Daarnaast voel ik me meer thuis in een klein local restaurant. Dure restaurants hebben obers die goed engels spreken, maar die ook overdreven goed hun best doen om aardig over te komen. En ze verwachten eerder een fooi van westerlingen. En dat laatste daar ben ik mee gestopt, het geven van fooien in restaurants. In het begin van mijn reis gaf ik altijd een kleine fooi. Totdat het me tot twee keer gebeurde dat een ober een opmerking maakte over het feit dat hij te weinig fooi van me kreeg (ik gaf 3 rupees fooi op een rekening van 42 rupees).

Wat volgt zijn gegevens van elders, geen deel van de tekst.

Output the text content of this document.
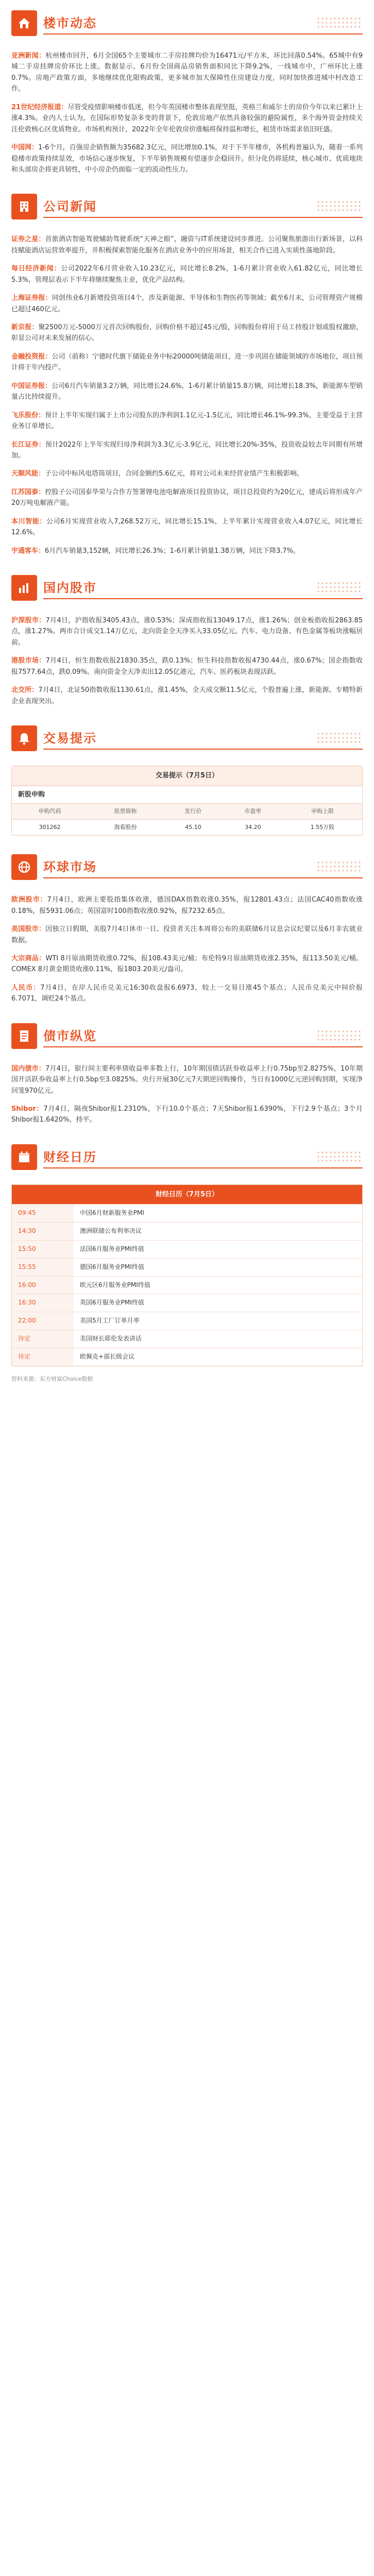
楼市动态

亚洲新闻：杭州楼市回升，6月全国65个主要城市二手房挂牌均价为16471元/平方米，环比回落0.54%。65城中有9城二手房挂牌房价环比上涨。数据显示，6月份全国商品房销售面积同比下降9.2%，一线城市中，广州环比上涨0.7%。房地产政策方面，多地继续优化限购政策，更多城市加大保障性住房建设力度，同时加快推进城中村改造工作。

21世纪经济报道：尽管受疫情影响楼市低迷，但今年英国楼市整体表现坚挺，英格兰和威尔士的房价今年以来已累计上涨4.3%。业内人士认为，在国际形势复杂多变的背景下，伦敦房地产依然具备较强的避险属性，多个海外资金持续关注伦敦核心区优质物业。市场机构预计，2022年全年伦敦房价涨幅将保持温和增长，租赁市场需求依旧旺盛。

中国网：1-6个月，百强房企销售额为35682.3亿元，同比增加0.1%，对于下半年楼市，各机构普遍认为，随着一系列稳楼市政策持续显效，市场信心逐步恢复，下半年销售规模有望逐步企稳回升。但分化仍将延续，核心城市、优质地块和头部房企将更具韧性，中小房企仍面临一定的流动性压力。

公司新闻

证券之星：首旅酒店智能驾驶辅助驾驶系统“天神之眼”，融资与IT系统建设同步推进。公司聚焦旅游出行新场景，以科技赋能酒店运营效率提升，并积极探索智能化服务在酒店业务中的应用场景，相关合作已进入实质性落地阶段。

每日经济新闻：公司2022年6月营业收入10.23亿元，同比增长8.2%，1-6月累计营业收入61.82亿元，同比增长5.3%，管理层表示下半年将继续聚焦主业，优化产品结构。

上海证券报：同创伟业6月新增投资项目4个，涉及新能源、半导体和生物医药等领域；截至6月末，公司管理资产规模已超过460亿元。

新京报：聚2500万元-5000万元首次回购股份，回购价格不超过45元/股，回购股份将用于员工持股计划或股权激励，彰显公司对未来发展的信心。

金融投资报：公司（前称）宁德时代旗下储能业务中标20000吨储能项目，进一步巩固在储能领域的市场地位，项目预计将于年内投产。

中国证券报：公司6月汽车销量3.2万辆，同比增长24.6%，1-6月累计销量15.8万辆，同比增长18.3%，新能源车型销量占比持续提升。

飞乐股份：预计上半年实现归属于上市公司股东的净利润1.1亿元-1.5亿元，同比增长46.1%-99.3%，主要受益于主营业务订单增长。

长江证券：预计2022年上半年实现归母净利润为3.3亿元-3.9亿元，同比增长20%-35%，投资收益较去年同期有所增加。

天顺风能：子公司中标风电塔筒项目，合同金额约5.6亿元，将对公司未来经营业绩产生积极影响。

江苏国泰：控股子公司国泰华荣与合作方签署锂电池电解液项目投资协议，项目总投资约为20亿元，建成后将形成年产20万吨电解液产能。

本川智能：公司6月实现营业收入7,268.52万元，同比增长15.1%，上半年累计实现营业收入4.07亿元，同比增长12.6%。

宇通客车：6月汽车销量3,152辆，同比增长26.3%；1-6月累计销量1.38万辆，同比下降3.7%。

国内股市

沪深股市：7月4日，沪指收报3405.43点，涨0.53%；深成指收报13049.17点，涨1.26%；创业板指收报2863.85点，涨1.27%。两市合计成交1.14万亿元，北向资金全天净买入33.05亿元。汽车、电力设备、有色金属等板块涨幅居前。

港股市场：7月4日，恒生指数收报21830.35点，跌0.13%；恒生科技指数收报4730.44点，涨0.67%；国企指数收报7577.64点，跌0.09%。南向资金全天净卖出12.05亿港元，汽车、医药板块表现活跃。

北交所：7月4日，北证50指数收报1130.61点，涨1.45%，全天成交额11.5亿元，个股普遍上涨，新能源、专精特新企业表现突出。

交易提示
交易提示（7月5日）
新股申购
申购代码	股票简称	发行价	市盈率	申购上限
301262	海看股份	45.10	34.20	1.55万股
环球市场

欧洲股市：7月4日，欧洲主要股指集体收涨，德国DAX指数收涨0.35%，报12801.43点；法国CAC40指数收涨0.18%，报5931.06点；英国富时100指数收涨0.92%，报7232.65点。

美国股市：因独立日假期，美股7月4日休市一日。投资者关注本周将公布的美联储6月议息会议纪要以及6月非农就业数据。

大宗商品：WTI 8月原油期货收涨0.72%，报108.43美元/桶；布伦特9月原油期货收涨2.35%，报113.50美元/桶。COMEX 8月黄金期货收涨0.11%，报1803.20美元/盎司。

人民币：7月4日，在岸人民币兑美元16:30收盘报6.6973，较上一交易日涨45个基点；人民币兑美元中间价报6.7071，调贬24个基点。

债市纵览

国内债市：7月4日，银行间主要利率债收益率多数上行，10年期国债活跃券收益率上行0.75bp至2.8275%，10年期国开活跃券收益率上行0.5bp至3.0825%。央行开展30亿元7天期逆回购操作，当日有1000亿元逆回购到期，实现净回笼970亿元。

Shibor：7月4日，隔夜Shibor报1.2310%，下行10.0个基点；7天Shibor报1.6390%，下行2.9个基点；3个月Shibor报1.6420%，持平。

财经日历
财经日历（7月5日）
09:45	中国6月财新服务业PMI
14:30	澳洲联储公布利率决议
15:50	法国6月服务业PMI终值
15:55	德国6月服务业PMI终值
16:00	欧元区6月服务业PMI终值
16:30	英国6月服务业PMI终值
22:00	美国5月工厂订单月率
待定	美国财长耶伦发表讲话
待定	欧佩克+部长级会议
资料来源：东方财富Choice数据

Naar mijn idee moest hij blij zijn want lang niet alle toeristen geven een fooi, iets is beter dan niets dacht ik. Nu geef ik mijn geld liever aan bedelaars. Ik geef sinds de meditatie-cursus opvallend vaker aan bedelaars. Maar het blijft lastig, wie geef ik wel, wie niet. Ik geef alleen de mensen die naar mijn idee niet in staat zijn te werken in Nepal. Dus de zieke, oude mensen of mensen die wat ledematen missen. Soms geef ik ze wat geld, andere keren wat eten. Nu is dit geen structurele oplossing voor het probleem, maar je moet wat.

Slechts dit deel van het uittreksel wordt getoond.